Смех Кирка колокольчиками звучит в его ушах, когда Леонард валит его на пол.
* * *
Маккою кажется, что Скотти — это последняя часть паззла, собираемого Кирком. Он рожден для того, чтобы быть капитаном, Маккой видел это ещё тогда, когда он спустился на пятую палубу «Фаррагута». Голод, живущий в глазах Кирка, придает его взгляду остроту и резкость.
Особенно ярко этот голод заметен во время битвы с корбинами.
Кирк смеётся от души, глядя, как Скотти с изящной жестокостью убивает двух тварей с кулаками, похожими на камни. Маккой даже думает, что один из них, наверное, ещё живой. На его губах пузырится кровь, а глаза закатываются в предсмертной агонии.
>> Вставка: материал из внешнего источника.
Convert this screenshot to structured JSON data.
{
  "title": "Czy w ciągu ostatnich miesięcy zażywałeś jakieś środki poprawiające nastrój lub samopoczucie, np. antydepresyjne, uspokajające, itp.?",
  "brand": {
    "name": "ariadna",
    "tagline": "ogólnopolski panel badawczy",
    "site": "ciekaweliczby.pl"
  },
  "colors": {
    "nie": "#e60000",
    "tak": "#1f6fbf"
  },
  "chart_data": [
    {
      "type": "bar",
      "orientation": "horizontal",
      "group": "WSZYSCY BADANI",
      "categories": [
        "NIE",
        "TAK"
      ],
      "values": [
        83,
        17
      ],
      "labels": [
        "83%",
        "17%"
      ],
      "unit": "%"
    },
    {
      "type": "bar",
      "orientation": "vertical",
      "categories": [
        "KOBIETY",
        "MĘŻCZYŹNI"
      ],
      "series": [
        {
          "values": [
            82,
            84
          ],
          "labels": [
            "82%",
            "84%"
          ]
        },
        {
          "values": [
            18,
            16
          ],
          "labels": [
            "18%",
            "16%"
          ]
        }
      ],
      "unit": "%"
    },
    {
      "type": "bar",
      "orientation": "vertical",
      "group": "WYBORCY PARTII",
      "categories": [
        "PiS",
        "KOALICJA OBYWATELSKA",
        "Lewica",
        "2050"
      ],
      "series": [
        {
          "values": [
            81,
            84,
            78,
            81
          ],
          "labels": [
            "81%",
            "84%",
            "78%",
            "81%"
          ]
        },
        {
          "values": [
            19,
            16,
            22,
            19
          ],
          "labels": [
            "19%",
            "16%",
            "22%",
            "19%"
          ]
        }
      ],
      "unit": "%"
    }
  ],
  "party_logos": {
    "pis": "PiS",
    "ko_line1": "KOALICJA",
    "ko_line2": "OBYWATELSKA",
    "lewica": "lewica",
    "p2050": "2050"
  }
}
Скотти притягивает к себе Чепел с такой яростью и целует так собственнически, что Леонард мог бы почувствовать себя неловко, если бы ему было не наплевать. Или если бы они не трахались в компании друг друга больше, чем один раз.
Отсмеявшись, Кирк обнимает Маккоя за плечи, и Леонард позволяет ему. Голубые глаза Джима блестят, они полны любопытства, жестокости и странной одухотворенности. Маккой чувствует, как внутри что-то сжимается, и, возвращаясь мыслями назад, он с удивлением понимает, что ещё тогда, спустя три месяца общения с Кирком, когда он узнал всех его офицеров, он понимал, что они станут командой Джима. Что они будут непобедимыми. И они уженепобедимы.
Хотя Кирк, конечно, не успокоится.
Интересно, кто-нибудь ещё понял это?